If we go back and look at the steps in your 1st post:

This copies lines found in the file input.txt (ignoring the directory part) that contain a + or a - and writes those lines to your terminal (or to whatever file you might redirect the output). Nothing is read from a user inputted string and nothing is written to any file (unless you redirect the output from the above commands to another file).

This can be simplified to:

sed -n '/[-+]/s/$/ is an intronic variant/p' c:/Users/cmccabe/Desktop/Python27/input.txt

if you don't mind having the output from lines containing + and - characters mixed together instead of having all + printed before any lines containing - and if you don't mind just getting one output line if a line in input.txt contains both a + and a - .

Again, this looks at the same input file (not at any user supplied string and not at the output produced by Part 1). It copies lines from that input file (without the text added to the ends of the selected lines by Part 1) that contain + to temp+.txt and lines that contain - to temp-.txt . Part 1 and Part 2 can be combined into the single script:

cd c:/Users/cmccabe/Desktop/Python27
awk '
/[-+]/{	print $0, "is an intronic variant"}
/-/{	print > "temp-.txt"}
/+/{	print > "temp+.txt"}
' input.txt

Yes, that is what this does (assuming that you are using a system that has a sed that includes the -i option and that no errors occur while either of those sed commands are running).
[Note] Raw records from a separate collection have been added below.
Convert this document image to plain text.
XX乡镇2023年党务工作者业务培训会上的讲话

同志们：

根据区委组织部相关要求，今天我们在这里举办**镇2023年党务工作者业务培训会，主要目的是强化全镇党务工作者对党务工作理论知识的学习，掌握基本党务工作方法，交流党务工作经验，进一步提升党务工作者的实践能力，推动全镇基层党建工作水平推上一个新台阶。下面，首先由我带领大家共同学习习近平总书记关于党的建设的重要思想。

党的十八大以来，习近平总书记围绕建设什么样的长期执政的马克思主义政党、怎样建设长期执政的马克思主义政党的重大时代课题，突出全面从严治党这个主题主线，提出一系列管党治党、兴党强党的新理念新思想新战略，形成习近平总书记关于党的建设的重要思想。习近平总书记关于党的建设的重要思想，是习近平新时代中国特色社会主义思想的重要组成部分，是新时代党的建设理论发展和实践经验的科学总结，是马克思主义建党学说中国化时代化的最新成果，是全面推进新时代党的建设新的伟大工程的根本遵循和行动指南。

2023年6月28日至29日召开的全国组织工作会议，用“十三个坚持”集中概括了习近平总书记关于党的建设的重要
So, if what you want to do is:

  1. Copy lines from input.txt that contain + to temp+.txt ,
  2. copy lines from input.txt that contain - to temp-.txt ,
  3. print lines from input.txt that contain + or - or both to standard output with the added text is an intronic variant , and
  4. remove lines from input.txt that contain a + or a - or both.

you could try just using:

cd c:/Users/cmccabe/Desktop/Python27
tmpf="input$$.txt"
awk -v tmpf="$tmpf" '
/[-+]/{	print $0, "is an intronic variant"}
/-/{	print > "temp-.txt"}
/+/{	print > "temp+.txt"}
!/[-+]/{print > tmpf}
' input.txt && cp "$tmpf" "input.txt" && rm -f "$tmpf"
1 Like

I will try it out today. If the search of the input file contain both the + and - , then another command would remove any lines with a + or - in the input file and copy the + or - lines to a temp file. Thank you very much :).